Initially these astronauts and Bond girls depict the contrasting power and fragility of male

female interaction. They surprise, evaluate, confront, play coyly. Their iconic value is of a duel 

nature; they exemplify our cultural male/female ideal, and simultaneously on a deeper level 

another iconic status emerges. These images signify a very specific era. Their presence reflects 

one of America’s greatest moments, one in which the entire country was united with hope. We 

were a nation built upon courageous pioneering that was finally exploring that boundless and 

terrifying last frontier. It was a moment of our greatest strengths and aspirations. And, one in 

which romance and fantasy also prevailed. It is a moment worth holding on to.

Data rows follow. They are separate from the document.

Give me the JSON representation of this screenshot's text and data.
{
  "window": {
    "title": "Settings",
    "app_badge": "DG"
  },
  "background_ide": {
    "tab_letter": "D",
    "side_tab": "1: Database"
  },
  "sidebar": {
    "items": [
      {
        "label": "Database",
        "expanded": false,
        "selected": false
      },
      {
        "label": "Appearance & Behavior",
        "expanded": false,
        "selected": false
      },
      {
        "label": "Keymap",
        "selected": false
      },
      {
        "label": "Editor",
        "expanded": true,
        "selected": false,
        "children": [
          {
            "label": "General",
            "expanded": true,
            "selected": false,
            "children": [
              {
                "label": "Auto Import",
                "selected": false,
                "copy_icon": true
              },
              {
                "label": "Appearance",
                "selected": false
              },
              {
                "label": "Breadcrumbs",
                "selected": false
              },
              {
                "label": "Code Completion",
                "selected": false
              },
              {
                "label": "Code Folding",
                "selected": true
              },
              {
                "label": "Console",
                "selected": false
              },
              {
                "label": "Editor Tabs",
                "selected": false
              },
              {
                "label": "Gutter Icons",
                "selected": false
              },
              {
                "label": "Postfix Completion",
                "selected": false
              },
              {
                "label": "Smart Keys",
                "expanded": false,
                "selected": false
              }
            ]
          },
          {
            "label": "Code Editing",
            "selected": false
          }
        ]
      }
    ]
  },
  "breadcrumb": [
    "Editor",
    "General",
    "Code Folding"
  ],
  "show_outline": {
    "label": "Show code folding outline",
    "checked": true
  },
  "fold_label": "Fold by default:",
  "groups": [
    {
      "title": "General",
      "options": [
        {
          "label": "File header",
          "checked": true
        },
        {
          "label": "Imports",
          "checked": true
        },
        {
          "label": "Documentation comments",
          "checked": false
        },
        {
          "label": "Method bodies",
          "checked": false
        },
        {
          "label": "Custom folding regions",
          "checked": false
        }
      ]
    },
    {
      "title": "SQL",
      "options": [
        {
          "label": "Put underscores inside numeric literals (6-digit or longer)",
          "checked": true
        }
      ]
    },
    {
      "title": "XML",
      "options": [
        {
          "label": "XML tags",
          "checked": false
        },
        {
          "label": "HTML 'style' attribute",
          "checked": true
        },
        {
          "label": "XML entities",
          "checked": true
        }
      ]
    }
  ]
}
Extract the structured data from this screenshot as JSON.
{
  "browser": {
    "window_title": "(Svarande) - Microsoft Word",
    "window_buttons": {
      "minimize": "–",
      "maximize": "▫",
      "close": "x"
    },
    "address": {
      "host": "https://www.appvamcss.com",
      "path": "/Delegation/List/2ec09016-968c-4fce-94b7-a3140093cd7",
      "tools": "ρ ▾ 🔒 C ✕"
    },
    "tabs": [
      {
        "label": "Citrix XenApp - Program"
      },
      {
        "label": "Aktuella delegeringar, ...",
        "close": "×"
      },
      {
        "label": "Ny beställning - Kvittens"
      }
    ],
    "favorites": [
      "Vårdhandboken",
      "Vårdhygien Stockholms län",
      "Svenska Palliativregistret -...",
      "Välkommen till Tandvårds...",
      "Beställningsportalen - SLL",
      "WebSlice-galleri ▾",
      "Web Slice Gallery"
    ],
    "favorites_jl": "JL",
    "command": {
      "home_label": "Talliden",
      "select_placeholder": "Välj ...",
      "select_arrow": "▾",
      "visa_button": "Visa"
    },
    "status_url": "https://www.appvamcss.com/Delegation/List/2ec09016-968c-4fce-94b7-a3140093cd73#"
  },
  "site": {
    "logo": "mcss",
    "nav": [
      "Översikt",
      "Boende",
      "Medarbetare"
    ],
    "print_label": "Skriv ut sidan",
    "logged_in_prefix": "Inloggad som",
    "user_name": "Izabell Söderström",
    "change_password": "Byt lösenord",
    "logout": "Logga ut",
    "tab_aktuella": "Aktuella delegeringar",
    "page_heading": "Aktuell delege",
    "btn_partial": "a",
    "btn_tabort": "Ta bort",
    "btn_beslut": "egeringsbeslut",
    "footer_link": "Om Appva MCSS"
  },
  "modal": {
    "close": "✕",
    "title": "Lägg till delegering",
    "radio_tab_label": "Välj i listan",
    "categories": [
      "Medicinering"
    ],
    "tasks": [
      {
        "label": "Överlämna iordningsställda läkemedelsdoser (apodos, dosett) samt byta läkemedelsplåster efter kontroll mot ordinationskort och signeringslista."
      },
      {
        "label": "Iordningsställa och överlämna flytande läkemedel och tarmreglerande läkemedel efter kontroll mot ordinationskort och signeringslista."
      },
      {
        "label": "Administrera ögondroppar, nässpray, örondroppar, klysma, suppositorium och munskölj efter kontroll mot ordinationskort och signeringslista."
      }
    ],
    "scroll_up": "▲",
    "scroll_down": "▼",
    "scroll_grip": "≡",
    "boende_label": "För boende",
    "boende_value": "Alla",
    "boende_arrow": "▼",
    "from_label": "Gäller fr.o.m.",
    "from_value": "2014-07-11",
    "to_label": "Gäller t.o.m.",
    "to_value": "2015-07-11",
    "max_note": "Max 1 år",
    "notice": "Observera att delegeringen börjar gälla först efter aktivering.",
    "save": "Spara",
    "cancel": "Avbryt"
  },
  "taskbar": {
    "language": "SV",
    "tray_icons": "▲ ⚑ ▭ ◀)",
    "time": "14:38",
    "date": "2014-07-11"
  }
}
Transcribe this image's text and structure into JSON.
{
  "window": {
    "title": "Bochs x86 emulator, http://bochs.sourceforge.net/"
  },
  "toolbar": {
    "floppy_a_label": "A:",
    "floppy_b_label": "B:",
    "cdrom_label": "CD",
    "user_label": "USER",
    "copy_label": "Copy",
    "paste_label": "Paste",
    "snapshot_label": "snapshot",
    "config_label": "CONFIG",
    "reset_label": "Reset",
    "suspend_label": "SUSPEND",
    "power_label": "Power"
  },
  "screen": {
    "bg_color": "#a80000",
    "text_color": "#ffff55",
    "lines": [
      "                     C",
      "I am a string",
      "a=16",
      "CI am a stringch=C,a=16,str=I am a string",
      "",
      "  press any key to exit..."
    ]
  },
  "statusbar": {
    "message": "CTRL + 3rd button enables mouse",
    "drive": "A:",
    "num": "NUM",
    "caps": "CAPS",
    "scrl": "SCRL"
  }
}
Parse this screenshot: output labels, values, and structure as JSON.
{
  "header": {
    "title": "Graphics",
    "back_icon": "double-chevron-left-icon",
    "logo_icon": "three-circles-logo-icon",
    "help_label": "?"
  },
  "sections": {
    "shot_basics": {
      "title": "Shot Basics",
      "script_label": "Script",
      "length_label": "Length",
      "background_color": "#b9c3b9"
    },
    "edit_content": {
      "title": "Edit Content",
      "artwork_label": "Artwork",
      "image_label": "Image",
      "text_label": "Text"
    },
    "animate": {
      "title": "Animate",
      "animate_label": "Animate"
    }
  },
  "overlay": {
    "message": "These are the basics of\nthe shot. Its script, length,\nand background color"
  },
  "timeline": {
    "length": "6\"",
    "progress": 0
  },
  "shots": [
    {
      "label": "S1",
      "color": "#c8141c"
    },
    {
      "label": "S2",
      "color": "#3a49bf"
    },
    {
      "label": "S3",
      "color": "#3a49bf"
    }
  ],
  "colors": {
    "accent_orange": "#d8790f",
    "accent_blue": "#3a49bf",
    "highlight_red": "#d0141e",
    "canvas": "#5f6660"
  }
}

These paintings are bright and joyful. And though the female is exposed and the male wrapped 

deeply beneath his astronaut suit, they both do in their own way acknowledge our predicament 

as human beings navigating inevitably into our own personal unknown voyages. The Bond 

girls do gaze directly out towards the viewer, while the astronauts remain cloaked under their 

helmets, yet both connect with the viewer by conveying both strengths and vulnerabilities. They 

are painted in a flat, unsculpted manner. The graphic nature of them contrasts with their vivid 

humanity. So, stripped of extraneous cues, the viewer has plenty of space to construct his/her 

own narrative. Here, less does indeed say more.